En mayo de 1868, a menos de un año de la caída del Segundo Imperio, el periódico El Siglo XIX anunciaba la pronta llegada de la unidad nacional a México gracias al fin de la Guerra de Castas en Yucatán y al establecimiento de colonias militares en la frontera norte.

Tales condiciones evidenciaban que, al menos para el autor del artículo, la unidad nacional significaba asegurar el control total del territorio, de extremo a extremo. Esto cobra mayor sentido al considerar el clima político de México durante gran parte del siglo XIX, marcado por constantes luchas entre diferentes actores y territorios por definir e instaurar un proyecto nacional.

Aquella unidad nacional implicaba también otro aspecto clave: alejarse de los conflictos internos entre diversos proyectos políticos y alcanzar acuerdos entre los grupos involucrados.
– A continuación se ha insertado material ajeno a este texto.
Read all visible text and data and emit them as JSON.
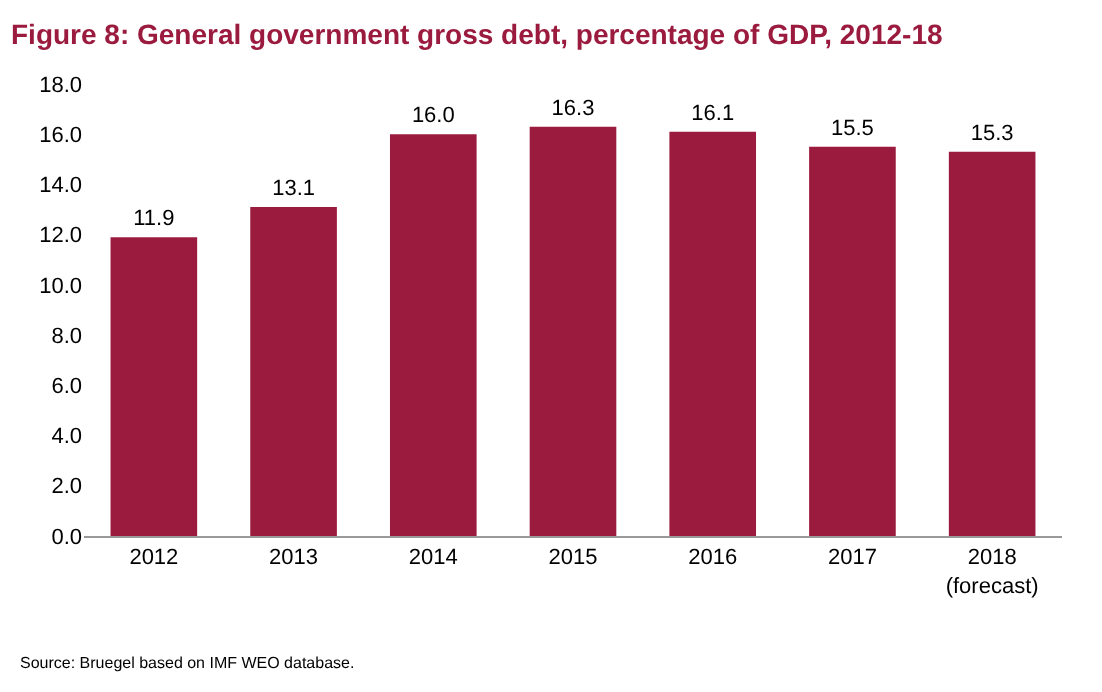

En febrero de 1887 el Congreso Constituyente lanzó un manifiesto en el cual declaró que la base de toda prosperidad y engrandecimiento era precisamente la unidad nacional, alcanzable mediante instituciones capaces de generar “un conjunto admirable de armonía, fuerza y fraternidad entre todas las partes de la República”. La consolidación del liberalismo como el bando victorioso en México vio asimismo acuerdos con los opositores, o al menos mantenerlos controlados para evitar levantamientos armados. La unidad era sinónimo del fin de la época de los cuartelazos.

Narrativa

En el México posrevolucionario la unidad nacional se convirtió en eje central del gobierno de Manuel Ávila Camacho. Aunque habían pasado casi dos décadas del fin oficial de la fase armada de la Revolución, las divisiones internas persistían. Continuaban presentes las fricciones con la Iglesia católica y otros grupos que no se sentían representados por el partido oficial. Lázaro Cárdenas fue consciente de esta situación, razón por la cual optó por un sucesor más moderado.
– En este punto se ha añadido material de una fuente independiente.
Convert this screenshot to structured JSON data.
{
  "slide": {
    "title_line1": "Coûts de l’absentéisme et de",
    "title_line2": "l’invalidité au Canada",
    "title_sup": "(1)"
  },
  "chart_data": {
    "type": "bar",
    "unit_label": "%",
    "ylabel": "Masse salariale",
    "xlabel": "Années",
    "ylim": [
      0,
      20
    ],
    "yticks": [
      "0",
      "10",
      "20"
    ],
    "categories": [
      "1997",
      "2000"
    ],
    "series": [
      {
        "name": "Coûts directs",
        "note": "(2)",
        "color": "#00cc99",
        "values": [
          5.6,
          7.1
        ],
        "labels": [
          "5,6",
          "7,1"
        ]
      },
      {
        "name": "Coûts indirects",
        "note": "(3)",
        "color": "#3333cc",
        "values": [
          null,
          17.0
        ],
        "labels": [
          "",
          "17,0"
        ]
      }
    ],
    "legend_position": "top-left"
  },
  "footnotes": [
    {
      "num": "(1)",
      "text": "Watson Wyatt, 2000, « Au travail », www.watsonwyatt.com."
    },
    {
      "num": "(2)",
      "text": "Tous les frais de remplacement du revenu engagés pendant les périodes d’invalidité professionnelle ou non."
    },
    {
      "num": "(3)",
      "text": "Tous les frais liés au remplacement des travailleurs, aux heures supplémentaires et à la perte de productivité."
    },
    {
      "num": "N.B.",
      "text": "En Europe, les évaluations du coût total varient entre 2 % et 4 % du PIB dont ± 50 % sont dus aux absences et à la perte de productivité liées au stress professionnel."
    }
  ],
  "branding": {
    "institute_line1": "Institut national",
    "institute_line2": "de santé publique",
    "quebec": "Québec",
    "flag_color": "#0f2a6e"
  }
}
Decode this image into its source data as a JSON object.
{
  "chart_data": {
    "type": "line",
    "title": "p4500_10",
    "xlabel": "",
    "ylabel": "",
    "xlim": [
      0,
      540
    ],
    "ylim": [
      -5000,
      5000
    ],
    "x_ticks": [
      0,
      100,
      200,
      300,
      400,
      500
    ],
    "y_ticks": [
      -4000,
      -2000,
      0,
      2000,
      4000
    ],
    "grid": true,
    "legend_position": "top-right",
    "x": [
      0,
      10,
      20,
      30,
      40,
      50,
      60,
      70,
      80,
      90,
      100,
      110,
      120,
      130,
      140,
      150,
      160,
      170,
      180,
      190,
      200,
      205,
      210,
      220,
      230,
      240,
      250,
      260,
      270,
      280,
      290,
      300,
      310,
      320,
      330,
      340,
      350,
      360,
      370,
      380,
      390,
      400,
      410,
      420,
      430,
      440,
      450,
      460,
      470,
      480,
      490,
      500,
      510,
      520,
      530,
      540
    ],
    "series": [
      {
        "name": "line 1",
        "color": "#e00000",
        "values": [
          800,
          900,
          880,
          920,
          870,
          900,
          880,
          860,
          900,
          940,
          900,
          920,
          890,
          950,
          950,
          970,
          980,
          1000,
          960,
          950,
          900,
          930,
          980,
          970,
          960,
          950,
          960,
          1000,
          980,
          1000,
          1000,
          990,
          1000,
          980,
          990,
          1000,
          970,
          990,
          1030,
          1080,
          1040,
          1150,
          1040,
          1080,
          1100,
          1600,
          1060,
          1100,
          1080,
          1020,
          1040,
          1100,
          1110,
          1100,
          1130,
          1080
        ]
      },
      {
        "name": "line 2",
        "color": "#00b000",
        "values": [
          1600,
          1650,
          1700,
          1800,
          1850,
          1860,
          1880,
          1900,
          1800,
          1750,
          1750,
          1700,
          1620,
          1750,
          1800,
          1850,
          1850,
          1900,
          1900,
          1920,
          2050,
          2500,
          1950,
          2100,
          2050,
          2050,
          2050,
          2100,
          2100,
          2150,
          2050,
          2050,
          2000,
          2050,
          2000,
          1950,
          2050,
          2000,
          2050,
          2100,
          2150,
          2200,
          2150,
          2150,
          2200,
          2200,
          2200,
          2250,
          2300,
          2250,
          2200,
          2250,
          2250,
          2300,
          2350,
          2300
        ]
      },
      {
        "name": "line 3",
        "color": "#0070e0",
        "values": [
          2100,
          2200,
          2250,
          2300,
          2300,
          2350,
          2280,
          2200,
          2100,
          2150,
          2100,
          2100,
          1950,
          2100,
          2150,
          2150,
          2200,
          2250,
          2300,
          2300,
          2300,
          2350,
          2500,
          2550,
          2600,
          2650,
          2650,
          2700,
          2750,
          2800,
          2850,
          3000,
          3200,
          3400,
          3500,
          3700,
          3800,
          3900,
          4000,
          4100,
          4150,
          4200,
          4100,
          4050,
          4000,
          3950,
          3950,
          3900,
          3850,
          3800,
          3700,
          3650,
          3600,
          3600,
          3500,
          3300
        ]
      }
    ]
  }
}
Al asumir la presidencia, una de las primeras acciones de Ávila Camacho fue expresar públicamente su fe católica, logrando así un gradual debilitamiento de la percepción del Estado como anticlerical. El mensaje del gobierno era claro: todos tenían lugar en el nuevo orden dominante.

Sin embargo, a lo largo de la historia la unidad nacional también ha implicado la exclusión de aquellos considerados ajenos al proyecto oficial: rebeldes indígenas, cristeros en la posrevolución, movimientos estudiantiles y opositores políticos visibles.
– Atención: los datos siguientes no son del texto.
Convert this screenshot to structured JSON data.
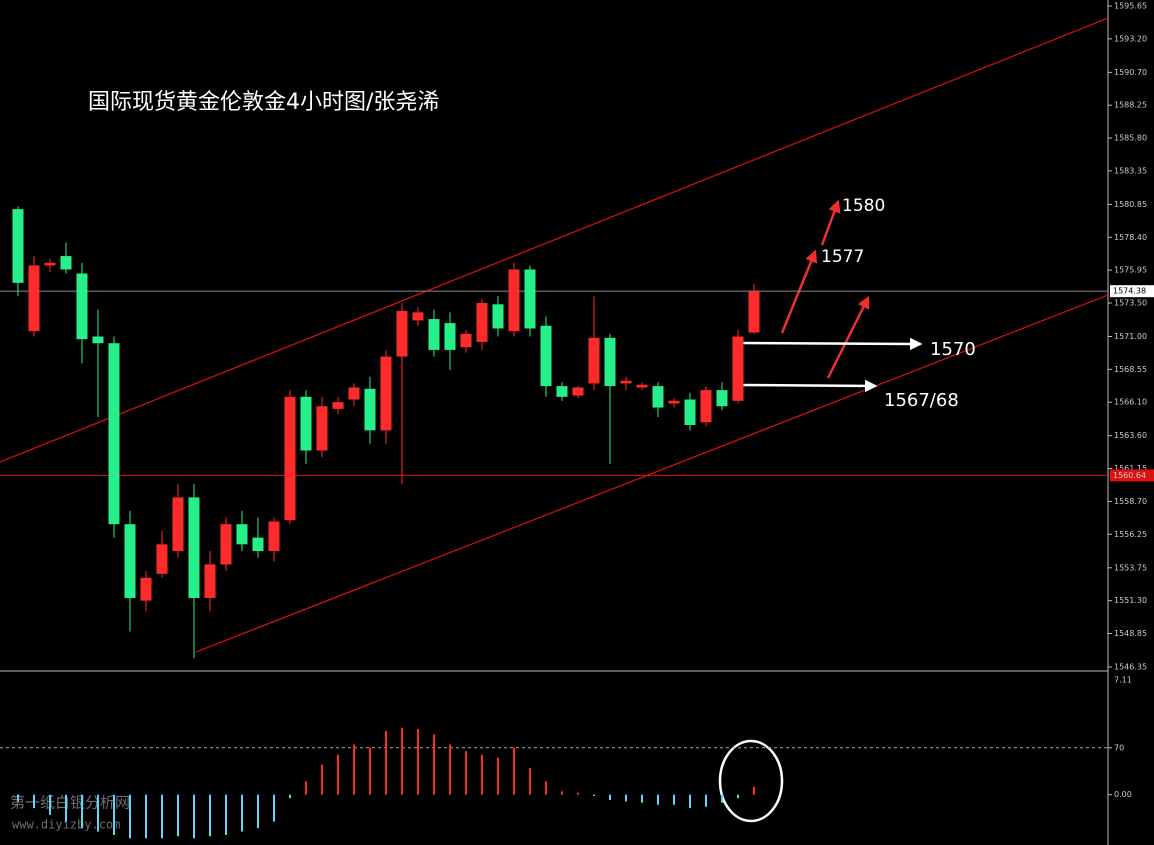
{
  "chart_data": {
    "type": "candlestick",
    "title": "国际现货黄金伦敦金4小时图/张尧浠",
    "up_color": "#ff2a2a",
    "down_color": "#26f08a",
    "ohlc": [
      [
        1580.5,
        1580.7,
        1574,
        1575
      ],
      [
        1571.4,
        1577,
        1571,
        1576.3
      ],
      [
        1576.3,
        1576.8,
        1575.8,
        1576.5
      ],
      [
        1577,
        1578,
        1575.7,
        1576
      ],
      [
        1575.7,
        1576.5,
        1569,
        1570.8
      ],
      [
        1571,
        1573,
        1565,
        1570.5
      ],
      [
        1570.5,
        1571,
        1556,
        1557
      ],
      [
        1557,
        1558,
        1549,
        1551.5
      ],
      [
        1551.3,
        1553.5,
        1550.5,
        1553
      ],
      [
        1553.3,
        1556.5,
        1553,
        1555.5
      ],
      [
        1555,
        1560,
        1554.5,
        1559
      ],
      [
        1559,
        1560,
        1547,
        1551.5
      ],
      [
        1551.5,
        1555,
        1550.5,
        1554
      ],
      [
        1554,
        1557.5,
        1553.5,
        1557
      ],
      [
        1557,
        1558,
        1555,
        1555.5
      ],
      [
        1556,
        1557.5,
        1554.5,
        1555
      ],
      [
        1555,
        1557.5,
        1554.2,
        1557.2
      ],
      [
        1557.3,
        1567,
        1557,
        1566.5
      ],
      [
        1566.5,
        1567,
        1561.5,
        1562.5
      ],
      [
        1562.5,
        1566.5,
        1562,
        1565.8
      ],
      [
        1565.6,
        1566.5,
        1565.2,
        1566.1
      ],
      [
        1566.3,
        1567.5,
        1565.8,
        1567.2
      ],
      [
        1567.1,
        1568,
        1563,
        1564
      ],
      [
        1564,
        1570,
        1563,
        1569.5
      ],
      [
        1569.5,
        1573.5,
        1560,
        1572.9
      ],
      [
        1572.2,
        1573.2,
        1571.8,
        1572.8
      ],
      [
        1572.3,
        1573,
        1569.5,
        1570
      ],
      [
        1572,
        1572.8,
        1568.5,
        1570
      ],
      [
        1570.2,
        1571.5,
        1569.8,
        1571.2
      ],
      [
        1570.6,
        1573.8,
        1570,
        1573.5
      ],
      [
        1573.4,
        1574,
        1571,
        1571.6
      ],
      [
        1571.4,
        1576.5,
        1571,
        1576
      ],
      [
        1576,
        1576.3,
        1571,
        1571.6
      ],
      [
        1571.8,
        1572.5,
        1566.5,
        1567.3
      ],
      [
        1567.3,
        1567.6,
        1566.2,
        1566.5
      ],
      [
        1566.6,
        1567.3,
        1566.4,
        1567.2
      ],
      [
        1567.5,
        1574,
        1567,
        1570.9
      ],
      [
        1570.9,
        1571.2,
        1561.5,
        1567.3
      ],
      [
        1567.5,
        1568,
        1567,
        1567.7
      ],
      [
        1567.2,
        1567.6,
        1567,
        1567.4
      ],
      [
        1567.3,
        1567.6,
        1565,
        1565.7
      ],
      [
        1566,
        1566.4,
        1565.7,
        1566.2
      ],
      [
        1566.3,
        1566.8,
        1564,
        1564.4
      ],
      [
        1564.6,
        1567.3,
        1564.3,
        1567
      ],
      [
        1567,
        1567.6,
        1565.5,
        1565.8
      ],
      [
        1566.2,
        1571.5,
        1566,
        1571
      ],
      [
        1571.3,
        1574.9,
        1571.2,
        1574.38
      ]
    ],
    "ylim": [
      1546.35,
      1595.65
    ],
    "yticks": [
      1595.65,
      {
        "value": 1593.2,
        "label": "1593.20"
      },
      {
        "value": 1590.7,
        "label": "1590.70"
      },
      1588.25,
      {
        "value": 1585.8,
        "label": "1585.80"
      },
      1583.35,
      1580.85,
      {
        "value": 1578.4,
        "label": "1578.40"
      },
      1575.95,
      {
        "value": 1573.5,
        "label": "1573.50"
      },
      {
        "value": 1571,
        "label": "1571.00"
      },
      1568.55,
      {
        "value": 1566.1,
        "label": "1566.10"
      },
      {
        "value": 1563.6,
        "label": "1563.60"
      },
      1561.15,
      {
        "value": 1558.7,
        "label": "1558.70"
      },
      1556.25,
      1553.75,
      {
        "value": 1551.3,
        "label": "1551.30"
      },
      1548.85,
      1546.35
    ],
    "last_price": 1574.38,
    "level": 1560.64,
    "annotations": [
      "1580",
      "1577",
      "1570",
      "1567/68"
    ],
    "indicator": {
      "type": "bar",
      "values": [
        -10,
        -20,
        -30,
        -40,
        -50,
        -55,
        -60,
        -65,
        -65,
        -65,
        -62,
        -65,
        -62,
        -60,
        -55,
        -50,
        -40,
        -5,
        20,
        45,
        60,
        75,
        70,
        95,
        100,
        98,
        90,
        75,
        65,
        60,
        55,
        70,
        40,
        20,
        5,
        3,
        -2,
        -8,
        -10,
        -12,
        -15,
        -15,
        -20,
        -18,
        -12,
        -5,
        12
      ],
      "pos_color": "#ff2a2a",
      "neg_color": "#5fd8f0",
      "ylim": [
        -75,
        183
      ],
      "yticks": [
        70,
        {
          "value": 0,
          "label": "0.00"
        }
      ],
      "top_label": "7.11"
    },
    "watermark": [
      "第一纸白银分析网",
      "www.diyizby.com"
    ]
  }
}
En cada circunstancia la unidad nacional parece evocarse especialmente cuando surgen tensiones internas en el país o cuando el poder dominante considera necesario reforzar su base de apoyo. Es el clásico llamado a cerrar filas, a posicionarse del lado del partido oficial. De este modo, la narrativa del Estado intenta convencer de que solo a través de esta unidad es posible mantener un rumbo estable, asegurar el progreso e incluso garantizar la supervivencia misma de la nación.